Di sekolah-sekolah pinggiran kota, penerapan prinsip restitusi ini terlihat dalam berbagai bentuk. Misalnya, ketika seorang siswa lupa membawa tugas, guru tidak langsung memberikan hukuman, melainkan mengajak siswa untuk berdiskusi tentang pentingnya tanggung jawab dan mencari solusi bersama. Atau, ketika terjadi konflik antar siswa, guru akan memfasilitasi mediasi agar siswa dapat saling memaafkan dan belajar dari pengalaman tersebut.
Dengan demikian, Kurikulum Merdeka tidak hanya mengajarkan siswa tentang materi pelajaran, tetapi juga menanamkan nilai-nilai karakter seperti kejujuran, tanggung jawab, dan empati. Hal ini sangat penting bagi siswa yang berasal dari keluarga dengan latar belakang ekonomi yang beragam, karena nilai-nilai inilah yang akan menuntun mereka untuk menjadi individu yang sukses dan bermanfaat bagi masyarakat.
Selain itu, Kurikulum Merdeka juga memberikan fleksibilitas bagi guru dalam merancang pembelajaran. Guru dapat menyesuaikan materi pembelajaran dengan minat dan kebutuhan siswa, serta memanfaatkan sumber daya yang ada di sekitar sekolah.
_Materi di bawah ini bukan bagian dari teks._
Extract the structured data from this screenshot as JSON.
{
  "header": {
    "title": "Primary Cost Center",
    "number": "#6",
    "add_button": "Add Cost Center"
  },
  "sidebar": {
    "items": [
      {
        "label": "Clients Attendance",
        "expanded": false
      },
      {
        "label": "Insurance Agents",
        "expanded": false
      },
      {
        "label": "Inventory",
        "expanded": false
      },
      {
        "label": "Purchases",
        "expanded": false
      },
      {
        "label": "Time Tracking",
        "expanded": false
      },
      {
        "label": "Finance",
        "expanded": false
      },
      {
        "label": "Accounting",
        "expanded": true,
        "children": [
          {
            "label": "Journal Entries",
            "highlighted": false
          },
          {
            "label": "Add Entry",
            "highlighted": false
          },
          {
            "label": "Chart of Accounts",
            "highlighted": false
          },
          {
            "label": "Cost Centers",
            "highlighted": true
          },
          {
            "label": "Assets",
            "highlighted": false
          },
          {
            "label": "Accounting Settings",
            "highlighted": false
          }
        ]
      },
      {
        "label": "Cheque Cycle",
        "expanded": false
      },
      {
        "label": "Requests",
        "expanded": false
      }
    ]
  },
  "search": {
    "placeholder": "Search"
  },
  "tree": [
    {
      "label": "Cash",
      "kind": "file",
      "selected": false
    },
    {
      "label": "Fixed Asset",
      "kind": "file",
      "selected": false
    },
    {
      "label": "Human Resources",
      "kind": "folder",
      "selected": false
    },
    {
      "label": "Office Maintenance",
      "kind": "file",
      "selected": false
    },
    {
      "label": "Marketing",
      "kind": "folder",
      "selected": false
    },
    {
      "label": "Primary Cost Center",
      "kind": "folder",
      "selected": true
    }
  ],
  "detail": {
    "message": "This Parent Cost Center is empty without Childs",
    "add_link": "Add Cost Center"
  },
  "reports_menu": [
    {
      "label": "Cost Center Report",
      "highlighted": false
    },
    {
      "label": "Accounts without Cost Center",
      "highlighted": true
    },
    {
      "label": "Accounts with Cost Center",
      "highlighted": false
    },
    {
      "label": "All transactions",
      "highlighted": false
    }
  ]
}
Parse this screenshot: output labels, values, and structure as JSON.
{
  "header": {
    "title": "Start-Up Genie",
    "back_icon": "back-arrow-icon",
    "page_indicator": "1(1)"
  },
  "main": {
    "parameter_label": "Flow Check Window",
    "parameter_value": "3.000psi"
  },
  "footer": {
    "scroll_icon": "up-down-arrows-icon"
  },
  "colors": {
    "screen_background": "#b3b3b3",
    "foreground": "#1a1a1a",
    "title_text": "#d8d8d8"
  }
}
Misalnya, guru di sekolah pinggiran kota dapat mengajak siswa untuk belajar tentang pertanian, perikanan, atau lingkungan hidup dengan cara yang lebih menyenangkan dan bermakna.
Dengan demikian, Kurikulum Merdeka hadir sebagai solusi yang tepat untuk mengatasi berbagai tantangan dalam dunia pendidikan, khususnya di sekolah-sekolah pinggiran kota. Kurikulum ini tidak hanya memberikan kesempatan bagi siswa untuk meraih prestasi akademik, tetapi juga membantu mereka tumbuh menjadi manusia yang utuh dan berkarakter.